I have been fully aware of this since those days, but now that I see things differently as changes keep hitting me, I could not help but tear up and ask myself why I had so very few recollections of my kids in their infancy. Well the answer is simple: I was not there most of the time.
The choices I made I can never take back. I have such a good relationship with my 4 kids that I only wish I could had more time with them to enjoy all of their talents and adventures. But if you think about it, I just told you that I was on a plane coming back from a business trip, which had me 3 days out. I have been preparing for this trip for the last 10 days of non-stop and stressful activities, and I have been pretty much in another world these last 10 days I have been at home. Needless to say, I was at home and at the same time I was away. So is it really the fault of my years traveling that I lost so much time, is it really the fault of my choices professionally or is it just that I am so tired and probably don’t remember my name anymore (I actually do remember it very well.)

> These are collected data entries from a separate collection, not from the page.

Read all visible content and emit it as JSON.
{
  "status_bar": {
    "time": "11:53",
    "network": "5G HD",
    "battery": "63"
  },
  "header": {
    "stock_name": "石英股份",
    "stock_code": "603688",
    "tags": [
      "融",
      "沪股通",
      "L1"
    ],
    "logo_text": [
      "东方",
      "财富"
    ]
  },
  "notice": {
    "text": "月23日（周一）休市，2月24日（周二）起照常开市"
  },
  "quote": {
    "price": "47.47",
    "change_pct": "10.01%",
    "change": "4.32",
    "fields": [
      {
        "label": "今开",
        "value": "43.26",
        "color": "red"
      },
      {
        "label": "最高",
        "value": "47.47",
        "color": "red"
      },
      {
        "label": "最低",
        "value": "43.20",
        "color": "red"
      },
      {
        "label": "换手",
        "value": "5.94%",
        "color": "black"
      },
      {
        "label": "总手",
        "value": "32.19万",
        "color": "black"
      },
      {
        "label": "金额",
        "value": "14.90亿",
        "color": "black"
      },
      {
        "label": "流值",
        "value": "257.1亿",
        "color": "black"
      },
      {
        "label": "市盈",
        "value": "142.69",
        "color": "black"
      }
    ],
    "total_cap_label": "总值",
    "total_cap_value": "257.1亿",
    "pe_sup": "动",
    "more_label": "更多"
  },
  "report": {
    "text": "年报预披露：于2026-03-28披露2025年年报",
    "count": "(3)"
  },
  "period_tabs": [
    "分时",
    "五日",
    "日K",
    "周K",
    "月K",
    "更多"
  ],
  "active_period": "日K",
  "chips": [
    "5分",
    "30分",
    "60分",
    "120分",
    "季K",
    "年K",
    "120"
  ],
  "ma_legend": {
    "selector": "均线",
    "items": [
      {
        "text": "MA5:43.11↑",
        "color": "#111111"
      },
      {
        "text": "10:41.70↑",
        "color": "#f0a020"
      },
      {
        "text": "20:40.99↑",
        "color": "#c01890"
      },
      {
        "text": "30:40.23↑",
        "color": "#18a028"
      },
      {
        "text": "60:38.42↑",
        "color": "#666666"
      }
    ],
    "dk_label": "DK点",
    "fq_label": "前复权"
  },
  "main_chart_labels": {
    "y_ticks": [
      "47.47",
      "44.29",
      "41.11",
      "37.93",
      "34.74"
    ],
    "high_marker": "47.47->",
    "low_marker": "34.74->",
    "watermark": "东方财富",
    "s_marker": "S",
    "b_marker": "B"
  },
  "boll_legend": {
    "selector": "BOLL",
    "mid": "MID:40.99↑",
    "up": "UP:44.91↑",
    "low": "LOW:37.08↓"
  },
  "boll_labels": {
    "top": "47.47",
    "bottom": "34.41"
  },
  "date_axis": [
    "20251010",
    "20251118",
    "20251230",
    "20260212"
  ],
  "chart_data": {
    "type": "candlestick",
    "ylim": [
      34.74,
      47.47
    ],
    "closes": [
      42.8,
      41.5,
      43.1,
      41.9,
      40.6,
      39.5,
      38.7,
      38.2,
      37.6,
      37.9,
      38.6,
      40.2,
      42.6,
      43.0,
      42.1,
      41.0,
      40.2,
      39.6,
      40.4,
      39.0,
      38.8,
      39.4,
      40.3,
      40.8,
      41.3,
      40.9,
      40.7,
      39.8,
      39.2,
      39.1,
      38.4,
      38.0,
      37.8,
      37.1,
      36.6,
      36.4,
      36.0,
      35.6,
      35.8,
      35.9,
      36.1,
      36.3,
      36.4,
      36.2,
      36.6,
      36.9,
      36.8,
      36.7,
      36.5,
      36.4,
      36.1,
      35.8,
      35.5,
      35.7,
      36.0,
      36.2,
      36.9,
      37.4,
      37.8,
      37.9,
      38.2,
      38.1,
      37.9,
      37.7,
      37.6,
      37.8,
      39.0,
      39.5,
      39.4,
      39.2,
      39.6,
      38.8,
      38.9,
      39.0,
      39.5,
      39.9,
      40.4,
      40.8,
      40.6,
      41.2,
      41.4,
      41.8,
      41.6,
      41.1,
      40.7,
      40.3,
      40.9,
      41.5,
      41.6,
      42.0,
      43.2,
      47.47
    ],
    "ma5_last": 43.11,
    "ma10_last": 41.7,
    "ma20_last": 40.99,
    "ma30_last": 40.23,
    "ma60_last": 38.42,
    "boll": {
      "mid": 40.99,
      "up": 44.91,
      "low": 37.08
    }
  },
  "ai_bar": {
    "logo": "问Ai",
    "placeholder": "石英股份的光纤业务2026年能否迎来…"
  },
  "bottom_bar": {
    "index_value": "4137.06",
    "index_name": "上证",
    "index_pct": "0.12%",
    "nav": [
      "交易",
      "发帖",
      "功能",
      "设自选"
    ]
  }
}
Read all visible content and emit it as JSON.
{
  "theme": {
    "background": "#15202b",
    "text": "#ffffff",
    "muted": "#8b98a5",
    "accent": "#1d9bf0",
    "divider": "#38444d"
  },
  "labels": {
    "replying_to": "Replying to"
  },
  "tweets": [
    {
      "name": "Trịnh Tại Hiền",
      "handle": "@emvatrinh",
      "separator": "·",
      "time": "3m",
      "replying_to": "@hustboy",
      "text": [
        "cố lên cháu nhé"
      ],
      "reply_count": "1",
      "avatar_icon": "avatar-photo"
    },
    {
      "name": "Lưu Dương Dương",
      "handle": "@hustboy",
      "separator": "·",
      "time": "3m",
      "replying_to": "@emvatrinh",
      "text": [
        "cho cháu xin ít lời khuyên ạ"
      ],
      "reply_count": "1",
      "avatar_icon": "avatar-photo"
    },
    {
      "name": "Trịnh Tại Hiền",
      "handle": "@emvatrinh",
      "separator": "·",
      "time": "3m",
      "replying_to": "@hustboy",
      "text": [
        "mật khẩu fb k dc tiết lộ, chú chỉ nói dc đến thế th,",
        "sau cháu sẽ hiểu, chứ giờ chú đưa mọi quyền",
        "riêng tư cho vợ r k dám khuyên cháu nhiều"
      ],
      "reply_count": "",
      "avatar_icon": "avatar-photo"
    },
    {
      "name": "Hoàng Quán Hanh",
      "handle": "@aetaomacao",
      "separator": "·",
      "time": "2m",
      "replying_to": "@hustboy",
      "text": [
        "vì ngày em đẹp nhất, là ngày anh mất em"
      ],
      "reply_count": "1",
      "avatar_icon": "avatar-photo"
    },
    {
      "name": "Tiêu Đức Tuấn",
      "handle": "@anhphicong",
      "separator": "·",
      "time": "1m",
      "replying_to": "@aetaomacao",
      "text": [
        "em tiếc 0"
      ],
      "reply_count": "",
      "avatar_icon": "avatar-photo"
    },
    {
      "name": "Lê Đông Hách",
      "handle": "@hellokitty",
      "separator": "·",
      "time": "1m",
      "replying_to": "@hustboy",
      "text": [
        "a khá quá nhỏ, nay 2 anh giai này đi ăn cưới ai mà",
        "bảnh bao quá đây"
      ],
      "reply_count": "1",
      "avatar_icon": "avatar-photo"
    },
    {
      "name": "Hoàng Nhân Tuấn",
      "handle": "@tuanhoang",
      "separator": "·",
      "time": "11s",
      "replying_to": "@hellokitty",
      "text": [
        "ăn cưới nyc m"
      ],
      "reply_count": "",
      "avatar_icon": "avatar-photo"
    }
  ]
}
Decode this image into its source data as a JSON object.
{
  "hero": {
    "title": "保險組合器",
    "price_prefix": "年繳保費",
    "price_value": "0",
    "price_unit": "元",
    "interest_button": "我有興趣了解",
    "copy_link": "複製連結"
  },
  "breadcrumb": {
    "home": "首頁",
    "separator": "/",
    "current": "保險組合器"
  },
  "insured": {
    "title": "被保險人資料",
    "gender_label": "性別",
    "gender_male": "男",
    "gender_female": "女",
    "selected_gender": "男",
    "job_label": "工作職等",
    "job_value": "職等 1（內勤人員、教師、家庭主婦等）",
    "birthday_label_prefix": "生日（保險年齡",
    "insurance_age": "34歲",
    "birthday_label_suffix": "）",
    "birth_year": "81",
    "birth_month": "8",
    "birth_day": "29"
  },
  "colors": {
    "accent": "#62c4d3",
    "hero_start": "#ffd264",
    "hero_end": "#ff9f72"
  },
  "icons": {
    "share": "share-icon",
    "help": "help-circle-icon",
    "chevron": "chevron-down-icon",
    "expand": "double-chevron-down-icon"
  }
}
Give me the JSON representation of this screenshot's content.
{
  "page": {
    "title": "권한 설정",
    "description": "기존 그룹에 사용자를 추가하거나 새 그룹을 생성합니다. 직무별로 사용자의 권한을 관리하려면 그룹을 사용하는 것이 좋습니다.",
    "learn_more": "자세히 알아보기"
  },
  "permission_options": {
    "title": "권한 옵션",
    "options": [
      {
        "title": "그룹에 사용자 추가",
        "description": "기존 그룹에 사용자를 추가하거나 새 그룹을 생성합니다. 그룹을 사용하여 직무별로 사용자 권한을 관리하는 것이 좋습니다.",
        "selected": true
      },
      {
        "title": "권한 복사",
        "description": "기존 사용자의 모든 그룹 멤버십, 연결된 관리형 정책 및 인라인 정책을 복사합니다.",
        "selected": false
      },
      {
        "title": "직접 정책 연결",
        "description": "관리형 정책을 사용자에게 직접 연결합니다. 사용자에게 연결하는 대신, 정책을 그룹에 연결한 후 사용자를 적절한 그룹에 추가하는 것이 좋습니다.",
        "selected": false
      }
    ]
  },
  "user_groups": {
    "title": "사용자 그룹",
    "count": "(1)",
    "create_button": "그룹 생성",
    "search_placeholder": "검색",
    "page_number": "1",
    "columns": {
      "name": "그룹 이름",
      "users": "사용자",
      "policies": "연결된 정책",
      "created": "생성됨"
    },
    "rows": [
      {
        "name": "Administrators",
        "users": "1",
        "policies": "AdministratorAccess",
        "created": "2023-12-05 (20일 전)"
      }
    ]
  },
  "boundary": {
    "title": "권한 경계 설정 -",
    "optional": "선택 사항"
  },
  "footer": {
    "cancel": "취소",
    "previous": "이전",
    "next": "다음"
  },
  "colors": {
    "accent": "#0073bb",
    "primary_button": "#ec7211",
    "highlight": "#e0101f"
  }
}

None of this is the answer; all I can come up with is that my choices were correct and that my memories are the ones I have. So be it. I can’t change what happened, good or bad; I can only expect that my future actions will lead me to spend more focused time with my kids.
I can only expect that our business decisions will be the results of the choices we have made so far. I know that we will have great results and that these last two weeks will deliver a great future.
I lost more hair this week than usual and had some great headaches, but I was proud of my team, my kids and my wife for the way they supported my choices. Now we wait for the results which should be grand.